“Uma civilização desaparecerá”: Trump faz alerta apocalíptico ao Irã e forças de Israel e EUA atacam ferrovias do regime
O cenário de tensão no Oriente Médio atingiu um ponto crítico nesta terça-feira com o encerramento do prazo estabelecido pelo presidente dos EUA, Donald Trump, para que o Irã reabra o Estreito de Ormuz. Em uma declaração contundente publicada em sua plataforma, Truth Social, Trump alertou que o mundo está prestes a testemunhar um dos momentos mais decisivos da história moderna. O tom da mensagem foi de extrema gravidade, com o presidente americano sugerindo que o descumprimento do ultimato poderia levar a consequências fatais para a nação persa.
“Esta noite, uma civilização inteira desaparecerá para sempre. Eu não quero que isso aconteça, mas provavelmente acontecerá”, escreveu o mandatário em sua rede social. Apesar do tom apocalíptico, Trump indicou que ainda enxerga uma brecha para mudanças, mencionando que a República Islâmica passou por uma “mudança completa e total, na qual prevalecem mentalidades diferentes”. Segundo o presidente, essa nova dinâmica abre espaço para que “algo revolucionário e maravilhoso possa acontecer”.
O ultimato, que fixou o horário limite para as 20h (horário de Washington), ocorre em um momento de mudança na retórica de Trump sobre a República Islâmica. Segundo o mandatário, o país passa por uma transformação interna que pode culminar em algo “revolucionário”. No entanto, a ameaça de uma escalada militar permanece como o pano de fundo principal, especialmente após os sucessivos avisos de Washington sobre ataques a estruturas vitais do país caso o bloqueio marítimo persista.

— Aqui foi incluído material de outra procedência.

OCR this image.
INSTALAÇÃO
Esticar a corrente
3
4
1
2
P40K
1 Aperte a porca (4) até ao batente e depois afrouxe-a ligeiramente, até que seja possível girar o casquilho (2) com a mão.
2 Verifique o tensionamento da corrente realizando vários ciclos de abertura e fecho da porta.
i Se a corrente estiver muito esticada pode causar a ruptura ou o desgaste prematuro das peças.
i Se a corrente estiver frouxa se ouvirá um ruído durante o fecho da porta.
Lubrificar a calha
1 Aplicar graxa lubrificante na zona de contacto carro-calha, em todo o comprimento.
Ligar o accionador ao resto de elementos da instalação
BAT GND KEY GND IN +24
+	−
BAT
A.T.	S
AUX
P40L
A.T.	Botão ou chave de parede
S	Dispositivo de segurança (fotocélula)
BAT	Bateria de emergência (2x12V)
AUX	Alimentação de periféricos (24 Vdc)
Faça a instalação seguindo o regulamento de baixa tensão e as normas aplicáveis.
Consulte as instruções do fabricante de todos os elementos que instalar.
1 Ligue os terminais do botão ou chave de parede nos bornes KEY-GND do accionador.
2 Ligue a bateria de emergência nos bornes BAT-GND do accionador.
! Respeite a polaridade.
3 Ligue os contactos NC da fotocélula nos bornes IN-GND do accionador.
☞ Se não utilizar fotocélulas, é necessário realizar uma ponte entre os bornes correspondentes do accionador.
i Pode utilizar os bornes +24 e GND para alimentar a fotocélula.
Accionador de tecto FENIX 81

Ofensiva terrestre e alvos estratégicos
Enquanto o relógio avança para o fim do prazo americano, as Forças de Defesa de Israel (FDI) intensificaram a pressão militar sobre o território iraniano. A Força Aérea Israelense executou bombardeios contra dez pontos estratégicos, incluindo pontes e trechos ferroviários fundamentais. De acordo com fontes de segurança, o objetivo central da operação é paralisar a logística da Guarda Revolucionária Islâmica (IRGC), impedindo o transporte de sistemas de armas e suprimentos militares por meio da infraestrutura nacional.
Os ataques já resultaram em impactos civis e logísticos severos. Na cidade de Kashan, autoridades locais confirmaram a morte de duas pessoas após o bombardeio de uma ponte ferroviária. Em Mashhad, a segunda maior cidade do país, o sistema de trens foi paralisado por tempo indeterminado após os alertas emitidos por Israel. O governo israelense reiterou que a destruição de infraestruturas-chave visa causar danos econômicos diretos ao regime iraniano como forma de retaliação e contenção.
Ataques dos EUA e o terminal de petróleo de Kharg
Somando-se à ofensiva israelense, as forças armadas dos Estados Unidos realizaram operações diretas contra alvos militares na Ilha de Kharg. A localização é considerada o “coração” das exportações iranianas, abrigando o principal terminal de petróleo do país. A ação militar americana na ilha, reportada por fontes oficiais de alto escalão, serve como uma demonstração de força poucas horas antes do vencimento do ultimato presidencial.
A estratégia aliada sinaliza uma coordenação para enfraquecer os pilares econômicos e militares do Irã simultaneamente. Caso o Estreito de Ormuz não seja liberado conforme as exigências de Washington, a ameaça é de que a próxima fase de ataques inclua usinas de energia e outras estruturas essenciais, elevando o conflito a um nível de confronto direto sem precedentes na região.